If your calendar is free please, please, please, give yourselves to this night. You will hear inspiring words from a mixed palate of area clergy from varying faith traditions. There will be times of great praise and song, along with deep confession, and the night will culminate in an invitation to take action by committing yourself and your congregation to ERACCE training. Again the event is the Service of Racial Healing and Action hosted by ISAAC at 2nd Baptist Church this Wednesday September 2nd at 6:30pm. The doors open at 6pm. Learn more on the Facebook Event page here:
Now some more about anti-racism. On June 26th I preached a sermon following the shooting in Charleston in which I stated that America, particularly white America, has submitted ourselves consciously in some cases and unconsciously in others, to the idolatry of racism. Idolatry as we learn in the Old Testament is the sometimes conscious and sometimes unconscious arrangement of one’s life or community around the belief that our salvation is found in something other than in the living God.
For most if not all who are reading my words it is very likely the case that we can locate ourselves in the category of those who participate in this idolatry unconsciously and my thoughts are directed primarily to those of us who fit this category. With that in mind I want to elevate the words of Dietrich Bonhoeffer when he wrote “Not to speak is to speak, not to act is to act.” When it comes to most issues (I struggle to use this word because we are talking about people and real lives) of injustice we own that speaking about the issue is an important step in bending it towards justice. Oddly when it comes to racism we have made the overt choice not to speak because we believe that not speaking about it will suppress it. This is simply not true however, because evil thrives when a community fails to name it. The truth of the matter, I believe, is that our failure to speak of racism has everything to do with our fragility; we are afraid of speaking about it because of how uncomfortable it makes us feel. We are afraid to speak of it because we feel ashamed or even embarrassed when we speak about it.

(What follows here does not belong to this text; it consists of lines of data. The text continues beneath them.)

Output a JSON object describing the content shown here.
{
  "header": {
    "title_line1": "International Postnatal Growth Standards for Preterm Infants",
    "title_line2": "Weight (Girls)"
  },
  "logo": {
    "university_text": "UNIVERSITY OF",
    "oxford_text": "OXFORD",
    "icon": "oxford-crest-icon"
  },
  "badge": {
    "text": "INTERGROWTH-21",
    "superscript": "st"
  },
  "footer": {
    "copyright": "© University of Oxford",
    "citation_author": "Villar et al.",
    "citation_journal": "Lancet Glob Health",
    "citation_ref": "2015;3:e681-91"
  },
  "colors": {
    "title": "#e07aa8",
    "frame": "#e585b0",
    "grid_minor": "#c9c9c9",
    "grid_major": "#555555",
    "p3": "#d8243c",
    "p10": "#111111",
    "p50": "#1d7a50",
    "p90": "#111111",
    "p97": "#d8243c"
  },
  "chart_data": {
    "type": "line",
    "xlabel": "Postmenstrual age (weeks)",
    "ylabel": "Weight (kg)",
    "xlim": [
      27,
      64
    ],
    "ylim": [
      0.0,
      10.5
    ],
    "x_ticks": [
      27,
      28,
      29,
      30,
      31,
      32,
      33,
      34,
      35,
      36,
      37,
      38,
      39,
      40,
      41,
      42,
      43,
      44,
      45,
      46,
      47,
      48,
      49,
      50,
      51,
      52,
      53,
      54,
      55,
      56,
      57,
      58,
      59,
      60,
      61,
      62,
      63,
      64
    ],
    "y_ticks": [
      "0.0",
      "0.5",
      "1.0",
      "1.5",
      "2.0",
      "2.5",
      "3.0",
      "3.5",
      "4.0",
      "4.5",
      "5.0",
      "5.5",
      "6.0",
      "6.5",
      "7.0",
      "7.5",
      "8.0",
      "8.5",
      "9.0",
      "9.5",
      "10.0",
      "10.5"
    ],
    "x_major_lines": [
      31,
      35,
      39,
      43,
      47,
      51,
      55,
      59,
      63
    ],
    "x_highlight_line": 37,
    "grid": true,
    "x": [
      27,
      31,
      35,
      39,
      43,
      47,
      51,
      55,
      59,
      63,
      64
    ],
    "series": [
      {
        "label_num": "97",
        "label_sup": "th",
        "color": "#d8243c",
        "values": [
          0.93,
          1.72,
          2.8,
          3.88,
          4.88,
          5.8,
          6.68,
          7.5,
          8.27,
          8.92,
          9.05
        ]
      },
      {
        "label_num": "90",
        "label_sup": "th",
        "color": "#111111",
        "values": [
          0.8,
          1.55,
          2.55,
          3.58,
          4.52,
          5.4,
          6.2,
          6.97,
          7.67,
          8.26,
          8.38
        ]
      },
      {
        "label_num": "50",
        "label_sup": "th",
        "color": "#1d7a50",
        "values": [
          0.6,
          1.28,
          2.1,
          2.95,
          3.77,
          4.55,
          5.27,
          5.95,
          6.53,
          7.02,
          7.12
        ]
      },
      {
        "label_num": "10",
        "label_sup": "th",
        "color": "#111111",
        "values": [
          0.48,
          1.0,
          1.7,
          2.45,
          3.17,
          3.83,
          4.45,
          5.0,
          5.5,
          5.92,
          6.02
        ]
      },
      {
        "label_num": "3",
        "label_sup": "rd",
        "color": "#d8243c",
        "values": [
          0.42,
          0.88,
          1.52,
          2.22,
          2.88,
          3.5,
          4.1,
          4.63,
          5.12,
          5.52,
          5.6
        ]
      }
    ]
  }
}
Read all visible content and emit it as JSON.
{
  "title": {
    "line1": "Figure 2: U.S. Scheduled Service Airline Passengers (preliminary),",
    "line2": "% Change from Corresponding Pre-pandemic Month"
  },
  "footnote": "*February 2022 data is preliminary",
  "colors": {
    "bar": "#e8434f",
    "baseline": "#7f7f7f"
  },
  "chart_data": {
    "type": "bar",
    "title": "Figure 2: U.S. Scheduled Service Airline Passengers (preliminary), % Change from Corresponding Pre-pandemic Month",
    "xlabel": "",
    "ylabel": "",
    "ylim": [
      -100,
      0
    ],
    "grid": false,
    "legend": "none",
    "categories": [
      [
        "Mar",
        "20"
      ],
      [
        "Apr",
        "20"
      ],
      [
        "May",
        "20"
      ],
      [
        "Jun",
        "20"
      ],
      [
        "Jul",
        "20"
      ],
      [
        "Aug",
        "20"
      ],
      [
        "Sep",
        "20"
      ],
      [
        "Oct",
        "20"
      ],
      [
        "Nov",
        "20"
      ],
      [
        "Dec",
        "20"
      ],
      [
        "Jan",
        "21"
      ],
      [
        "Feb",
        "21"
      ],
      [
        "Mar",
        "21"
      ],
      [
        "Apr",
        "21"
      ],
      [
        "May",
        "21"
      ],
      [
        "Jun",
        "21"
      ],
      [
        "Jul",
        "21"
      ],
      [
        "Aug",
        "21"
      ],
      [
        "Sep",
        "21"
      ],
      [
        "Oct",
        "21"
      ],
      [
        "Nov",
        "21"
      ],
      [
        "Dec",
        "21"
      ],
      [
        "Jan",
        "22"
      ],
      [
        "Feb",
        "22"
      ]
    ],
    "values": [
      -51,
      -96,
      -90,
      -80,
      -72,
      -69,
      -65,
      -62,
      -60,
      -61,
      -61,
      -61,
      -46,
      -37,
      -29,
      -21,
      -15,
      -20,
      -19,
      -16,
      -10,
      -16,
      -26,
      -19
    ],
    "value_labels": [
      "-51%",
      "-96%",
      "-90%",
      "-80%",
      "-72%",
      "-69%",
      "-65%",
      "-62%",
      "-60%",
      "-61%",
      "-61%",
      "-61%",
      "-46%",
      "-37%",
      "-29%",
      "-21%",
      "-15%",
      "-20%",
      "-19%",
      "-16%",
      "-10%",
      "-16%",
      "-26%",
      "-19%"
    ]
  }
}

But there is a real thing called white privilege that those of us with white skin benefit from everyday. It is evidenced by the out of proportion mass incarceration of black males to white males in America. It is evidenced by the inequity we see in between schools in middle class white neighborhoods verses schools in mostly black lower income neighborhoods. It is evidenced by the truth that I will never have to sit my son down for “The talk about how to talk to a police officer to be safe” When nearly every black parent I know has given their children that talk. Every example I have given by the way is an example in which most of us are indirectly involved meaning they have zero impact on our lives and we make no obvious contribution to their perpetuation. Emphasis on no obvious. I would submit that that we do contribute and our contribution to the perpetuation is our silence and our inaction. A commitment to anti-racism is a commitment to having our eyes opened, and a willingness to explore the ways in which we can bring an end to the perpetuation and break the cycle of the unconscious participation in the idolatry of racism in which we find ourselves.
So what then does it mean for a congregation to become anti-racist? In part it means setting our fears and assumptions aside and attending events like Wednesday’s service of racial healing and action. It means laying aside our anxieties and attending an ERAACE introduction to anti-racism one-day training event. It means taking a real hard and critical look at our community asking the Holy Spirit to open our eyes to the racial injustice around us. It means asking the Holy Spirit to open our eyes to ways in which we participate in this idolatry of racism. These steps are just the beginning. They are careful and yet bold first steps. The steps to follow are surely the more difficult steps of examining our own policies and practices and traditions that may or may not serve as barriers to the full welcome and inclusion of people of color in our congregation. The journey will require honesty, and vulnerability but I believe it will be a journey full of blessed discovery and it will lead us one day to becoming a congregation who reflects God’s beloved community of diversity.
I hope you will join me, Deacon Cara, and our family on the journey beginning this Wednesday, September 2nd at 6:30 2nd Baptist Church 609 North Rose Street.